Paul Krugman makes a cogent argument today in the New York Times with respect to technology which few who regularly read this blog will be surprised to know I wholeheartedly agree. But I’m not sure he needs to bring Luddism, with all its anti-technology baggage, into the argument.
As you may or may not know, Luddism has its roots in the destruction of textile machinery by European factory workers in the early 19th century, who were concerned as to the effects that this new technology was having on their ability to retain their livelihoods.

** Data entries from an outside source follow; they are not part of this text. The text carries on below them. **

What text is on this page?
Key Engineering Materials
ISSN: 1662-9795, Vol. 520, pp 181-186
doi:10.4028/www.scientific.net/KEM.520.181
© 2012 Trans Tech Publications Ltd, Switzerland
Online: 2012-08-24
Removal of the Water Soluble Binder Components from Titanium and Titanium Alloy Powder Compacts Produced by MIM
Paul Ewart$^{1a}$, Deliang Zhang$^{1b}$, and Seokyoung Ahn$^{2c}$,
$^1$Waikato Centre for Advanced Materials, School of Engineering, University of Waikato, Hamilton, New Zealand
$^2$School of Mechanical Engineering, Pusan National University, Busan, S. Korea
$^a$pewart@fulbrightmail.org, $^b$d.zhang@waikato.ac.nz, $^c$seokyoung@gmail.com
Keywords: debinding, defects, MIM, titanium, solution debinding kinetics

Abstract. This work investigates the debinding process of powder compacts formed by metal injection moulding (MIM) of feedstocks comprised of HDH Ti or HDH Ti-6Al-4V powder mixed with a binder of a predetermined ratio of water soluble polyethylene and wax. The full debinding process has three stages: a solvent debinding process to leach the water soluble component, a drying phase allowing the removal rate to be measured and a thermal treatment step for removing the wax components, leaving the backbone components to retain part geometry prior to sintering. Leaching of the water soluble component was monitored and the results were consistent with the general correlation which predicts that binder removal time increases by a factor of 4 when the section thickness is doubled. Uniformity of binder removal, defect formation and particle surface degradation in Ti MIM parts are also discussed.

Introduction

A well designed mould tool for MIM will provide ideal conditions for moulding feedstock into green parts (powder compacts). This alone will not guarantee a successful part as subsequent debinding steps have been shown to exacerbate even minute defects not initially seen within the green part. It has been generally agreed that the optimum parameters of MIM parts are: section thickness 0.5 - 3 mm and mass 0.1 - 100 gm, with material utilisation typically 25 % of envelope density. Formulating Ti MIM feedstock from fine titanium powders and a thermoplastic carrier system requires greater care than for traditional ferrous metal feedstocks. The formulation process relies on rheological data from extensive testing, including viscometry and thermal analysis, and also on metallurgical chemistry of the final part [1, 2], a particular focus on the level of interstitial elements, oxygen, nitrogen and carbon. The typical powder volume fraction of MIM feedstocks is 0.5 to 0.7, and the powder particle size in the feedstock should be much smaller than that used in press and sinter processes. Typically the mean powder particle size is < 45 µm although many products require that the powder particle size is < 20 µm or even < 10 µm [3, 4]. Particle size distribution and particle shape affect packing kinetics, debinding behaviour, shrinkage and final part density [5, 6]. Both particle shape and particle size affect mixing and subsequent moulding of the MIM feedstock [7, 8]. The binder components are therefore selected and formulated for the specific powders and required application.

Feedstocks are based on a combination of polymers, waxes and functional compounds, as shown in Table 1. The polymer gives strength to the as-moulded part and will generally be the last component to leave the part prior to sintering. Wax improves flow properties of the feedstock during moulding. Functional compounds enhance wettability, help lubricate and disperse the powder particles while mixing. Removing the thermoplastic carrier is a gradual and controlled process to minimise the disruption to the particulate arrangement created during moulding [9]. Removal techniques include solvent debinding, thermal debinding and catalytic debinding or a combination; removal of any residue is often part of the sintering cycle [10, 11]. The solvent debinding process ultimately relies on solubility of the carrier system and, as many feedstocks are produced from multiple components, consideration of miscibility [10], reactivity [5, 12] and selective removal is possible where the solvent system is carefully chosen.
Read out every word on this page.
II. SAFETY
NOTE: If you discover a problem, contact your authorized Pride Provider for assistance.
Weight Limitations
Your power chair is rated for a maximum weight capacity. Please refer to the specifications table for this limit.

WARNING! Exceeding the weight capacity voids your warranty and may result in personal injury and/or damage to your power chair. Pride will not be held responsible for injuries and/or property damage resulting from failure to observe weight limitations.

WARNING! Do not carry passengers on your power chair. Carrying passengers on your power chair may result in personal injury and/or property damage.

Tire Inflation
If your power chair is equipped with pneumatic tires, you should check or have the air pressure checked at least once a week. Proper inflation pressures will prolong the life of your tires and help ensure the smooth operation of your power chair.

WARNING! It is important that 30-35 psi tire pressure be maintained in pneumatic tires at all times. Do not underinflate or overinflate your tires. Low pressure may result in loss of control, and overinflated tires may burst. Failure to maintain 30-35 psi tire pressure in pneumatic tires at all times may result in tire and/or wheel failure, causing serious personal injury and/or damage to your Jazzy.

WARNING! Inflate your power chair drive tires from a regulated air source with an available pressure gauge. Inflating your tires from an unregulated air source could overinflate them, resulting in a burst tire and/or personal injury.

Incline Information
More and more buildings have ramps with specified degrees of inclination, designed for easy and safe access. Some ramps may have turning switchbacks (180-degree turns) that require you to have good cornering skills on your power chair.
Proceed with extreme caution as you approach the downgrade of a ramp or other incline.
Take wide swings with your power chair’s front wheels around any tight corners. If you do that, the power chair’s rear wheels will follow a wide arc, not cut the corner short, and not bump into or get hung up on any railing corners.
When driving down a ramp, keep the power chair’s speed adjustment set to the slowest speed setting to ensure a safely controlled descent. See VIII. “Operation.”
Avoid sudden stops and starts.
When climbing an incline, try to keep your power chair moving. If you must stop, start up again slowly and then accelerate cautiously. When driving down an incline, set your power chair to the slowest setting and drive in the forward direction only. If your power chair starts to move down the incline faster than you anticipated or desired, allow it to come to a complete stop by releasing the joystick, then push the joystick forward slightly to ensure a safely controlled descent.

Over the decades, however, Luddism has become more generally associated with expressions of anti-technology and other gruntish behavior, and, while it has undergone some recent reinvention by the Neo-Luddite movement, it is still commonly utilized as a derogatory term to categorize and marginalize those who question the purposes to which technology is being applied as those who just “hate technology.” However, in terms of the original idea, I do think it is just as relevant today as it was 200 years ago. To wit (from Krugman):
Until recently, the conventional wisdom about the effects of technology on workers was, in a way, comforting. Clearly, many workers weren’t sharing fully — or, in many cases, at all — in the benefits of rising productivity; instead, the bulk of the gains were going to a minority of the work force. But this, the story went, was because modern technology was raising the demand for highly educated workers while reducing the demand for less educated workers. And the solution was more education.
Now, there were always problems with this story. Notably, while it could account for a rising gap in wages between those with college degrees and those without, it couldn’t explain why a small group — the famous “one percent” — was experiencing much bigger gains than highly educated workers in general. Still, there may have been something to this story a decade ago.
Today, however, a much darker picture of the effects of technology on labor is emerging. In this picture, highly educated workers are as likely as less educated workers to find themselves displaced and devalued, and pushing for more education may create as many problems as it solves.
I have long felt that the increasing trend of requiring a college education to enter the middle class was a dangerous concept for a functioning democracy. Indeed, while it is a laudable goal, and highly desirable, to have an educated population, the backbone of the middle class should always primarily be those who can find reasonable work without an advanced degree. More Krugman:
So should workers simply be prepared to acquire new skills? The woolworkers of 18th-century Leeds addressed this issue back in 1786: “Who will maintain our families, whilst we undertake the arduous task” of learning a new trade? Also, they asked, what will happen if the new trade, in turn, gets devalued by further technological advance?
And the modern counterparts of those woolworkers might well ask further, what will happen to us if, like so many students, we go deep into debt to acquire the skills we’re told we need, only to learn that the economy no longer wants those skills?
Education, then, is no longer the answer to rising inequality, if it ever was (which I doubt).
So what is the answer? If the picture I’ve drawn is at all right, the only way we could have anything resembling a middle-class society — a society in which ordinary citizens have a reasonable assurance of maintaining a decent life as long as they work hard and play by the rules — would be by having a strong social safety net, one that guarantees not just health care but a minimum income, too. And with an ever-rising share of income going to capital rather than labor, that safety net would have to be paid for to an important extent via taxes on profits and/or investment income.
The fundamental problems with the way technology (and globalization) has been implemented have always been about the way that displaced workers have been treated, and how the fruits of increased productivity have been shared. While the general case can always be made that “consumers” benefit from increased productivity, it becomes harder to justify when large percentages of this consumer group are forced to fend for themselves when they become “redundant.” After all, it is rather hard to reap those “consumer benefits” when you have no job, or prospects of easily acquiring a new one.
Thus while Krugman proposes some solutions for maintaining the middle class , I think a better strategy would be to focus on investing in industries that increase the number of adequately paying jobs that can reasonably be performed with a high school education (not these), investing in producing high school graduates that can enter these jobs without requiring additional initial training (and perhaps adding publicly funded trade schools for focused industries), and to help workers learn transferable skills that can be leveraged for alternative occupations. Without this focus, all you will ultimately have is a lot of disgruntled, unemployed/underemployed college graduates, and an even larger group of disgruntled , disenfranchised people for whom attaining a middle class livelihood – and, consequently, a reason to be engaged in self-government – is a far-off dream last learned through aging and irrelevant textbooks.